National Lighting Bureau: Disturbed sleep patterns are common among the residents of senior-care facilities, due to the aging process and diseases like Alzheimer’s. Could lighting make a difference? That’s the question that the Sacramento Municipal Utility District (SMUD); the ACC Care Center, also in Sacramento; and the U.S. Department of Energy (DOE) decided to answer, at least on a preliminary basis, by replacing some of the Care Center’s fluorescent lighting in one corridor, two resident rooms (including bathrooms), the nurse station, the common family room, and the administrator’s office.

Unlike the Care Center’s incumbent fluorescent lighting, the new, replacement lighting provided “tunable white light”; i.e., white-light whose spectral components can be adjusted to create different effects, thanks to the versatility of the light-emitting diodes (LEDs) that serve as the lighting’s illumination source. In this case, the researchers were particularly interested in how the spectral adjustments – tuning – might affect residents’ melatonin levels. (Melatonin is a bodily produced hormone that regulates sleep and wakefulness. It’s also an antioxidant and so has a role in cell repair and as an anti-inflammatory. In humans, melatonin levels in the blood rise and fall during a person’s 24-hour sleep/wake cycle, or circadian rhythm, with high levels at night and low levels during the day.)

Applying guidelines developed by the Lighting Research Center of Rensselaer Polytechnic Institute, researchers used controls to create light whose lumen output and spectral composition were likely to suppress melatonin production from morning to midday, but less likely to suppress melatonin production in the evening and at night.

Results of the study, documented in a new research report, were startling:

  • agitated behaviors such as yelling and crying decreased among three residents studied;
  • the need for psychotropic and sleep medications was significantly reduced for one of the residents;
  • the number of recorded patient falls decreased in the corridor studied; and
  • according to ACC staff, residents whose rooms were located elsewhere were now “hanging out” in the LED-illuminated corridor.
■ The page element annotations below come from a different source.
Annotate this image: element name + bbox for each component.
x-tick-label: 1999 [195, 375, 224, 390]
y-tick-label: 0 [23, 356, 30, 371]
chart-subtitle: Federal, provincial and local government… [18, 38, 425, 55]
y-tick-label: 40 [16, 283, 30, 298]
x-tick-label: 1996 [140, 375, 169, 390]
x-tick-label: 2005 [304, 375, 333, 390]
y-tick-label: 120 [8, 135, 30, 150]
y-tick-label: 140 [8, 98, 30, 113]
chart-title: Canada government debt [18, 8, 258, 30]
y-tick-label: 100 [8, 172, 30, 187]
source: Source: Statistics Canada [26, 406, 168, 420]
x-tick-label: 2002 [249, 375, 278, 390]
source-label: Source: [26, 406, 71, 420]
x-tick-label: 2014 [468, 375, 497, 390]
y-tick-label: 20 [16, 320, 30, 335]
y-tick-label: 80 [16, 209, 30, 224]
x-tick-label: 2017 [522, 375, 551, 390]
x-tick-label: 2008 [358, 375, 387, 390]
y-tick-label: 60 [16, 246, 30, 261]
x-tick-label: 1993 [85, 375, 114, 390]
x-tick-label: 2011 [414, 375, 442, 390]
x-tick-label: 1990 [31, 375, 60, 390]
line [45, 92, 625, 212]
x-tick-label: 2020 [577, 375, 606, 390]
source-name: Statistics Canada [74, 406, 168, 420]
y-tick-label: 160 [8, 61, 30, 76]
According to National Lighting Bureau Chair David R. Errigo (LumenOptix, Inc.), “The study is too small to generate unquestionable conclusions. However, the study’s results seem to validate many emerging hypotheses about both natural and electric lighting’s ability to have vital impacts in health-care facilities, especially those facilities that serve the needs of the elderly. To some extent, the more we learn about lighting, the more we realize what we don’t yet know, with the key word being ‘yet.’ The pace of research is accelerating at a rapid rate; new findings seem to be reported weekly. This is an extremely exciting and extraordinarily optimistic time for those of us involved in lighting, as we seek to understand what lighting can do beyond its traditional role as an aid to human vision.”

The U.S. Department of Energy (DOE) report about this project – Tuning the Light in Senior Care: Evaluating a Trial LED Lighting System at the ACC Care Center in Sacramento, CA – is available free of charge from the National Lighting Bureau.